DiMar Group salva il pianeta partendo dalla provincia di Viterbo, ovviamente con sguardo internazionale

Da qualche anonima provincia di Viterbo fino ai luoghi gloriosi dei mercati internazionali, la saga del nostro eroe imprenditoriale, Dimar Group, celebra l’epopea di un’azienda che ha fatto della qualità e della sostenibilità non solo un vessillo, ma una vera e propria macchina da guerra competitiva nel mondo scintillante del Made in Italy.

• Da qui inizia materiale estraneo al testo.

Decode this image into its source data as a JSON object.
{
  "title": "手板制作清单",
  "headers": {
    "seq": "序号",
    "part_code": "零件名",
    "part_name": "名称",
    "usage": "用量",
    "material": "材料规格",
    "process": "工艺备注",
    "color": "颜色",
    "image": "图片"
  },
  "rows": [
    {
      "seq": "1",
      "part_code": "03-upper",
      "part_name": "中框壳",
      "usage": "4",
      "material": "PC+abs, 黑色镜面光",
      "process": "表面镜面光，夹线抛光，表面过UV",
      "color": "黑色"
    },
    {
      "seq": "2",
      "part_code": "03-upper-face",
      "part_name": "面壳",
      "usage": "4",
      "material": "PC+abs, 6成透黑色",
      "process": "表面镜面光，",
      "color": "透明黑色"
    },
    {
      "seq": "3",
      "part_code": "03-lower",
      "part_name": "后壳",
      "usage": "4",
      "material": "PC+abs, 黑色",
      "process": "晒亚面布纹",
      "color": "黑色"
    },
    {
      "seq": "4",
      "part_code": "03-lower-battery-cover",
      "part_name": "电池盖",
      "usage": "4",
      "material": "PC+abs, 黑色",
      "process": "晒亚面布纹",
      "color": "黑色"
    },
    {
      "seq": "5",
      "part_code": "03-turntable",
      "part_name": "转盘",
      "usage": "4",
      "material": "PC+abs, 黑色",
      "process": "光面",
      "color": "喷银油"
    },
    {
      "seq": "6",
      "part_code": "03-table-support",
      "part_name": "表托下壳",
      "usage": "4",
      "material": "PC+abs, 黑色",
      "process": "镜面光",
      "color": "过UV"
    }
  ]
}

Come da copione, certificazioni ambientali, il culto delle persone (sempre ricordate), il modernissimo efficientamento energetico, e quell’incredibile attaccamento al suolo natio sono i pilastri sacri di questa strategia aziendale che pare uscita da un manuale di etica, governance e innovazione. Insomma, sono quelli i capitoli più intensi del Bilancio di Sostenibilità che, con assoluta modestia, racconta la favola.

Ovviamente, tutto questo teatro viene splendidamente narrato da Yuri Gori, il guru della sostenibilità, compliance e sicurezza dell’azienda, che ci ha regalato la sua saggezza in un’intervista esclusiva per la ormai mitica “Vetrina della Sostenibilità”. Evento sponsorizzato da Unindustria e amichevolmente appoggiato dalla Camera di Commercio di Roma, perché nulla dice serietà come un bel patrocinio politico-economico.

Ecco svelato il segreto del successo: un impegno che non passa inosservato nella “Vetrina della Sostenibilità”, ovvero quel piccolo grande spazio riservato alle aziende che, con somma saggezza, vedono nella sostenibilità una colossale leva strategica per guadagnare punti nel gioco senza fine del vantaggio competitivo e della creazione di valore — magari anche sul lungo periodo, che fa tanto ecosistema e corporate responsibility.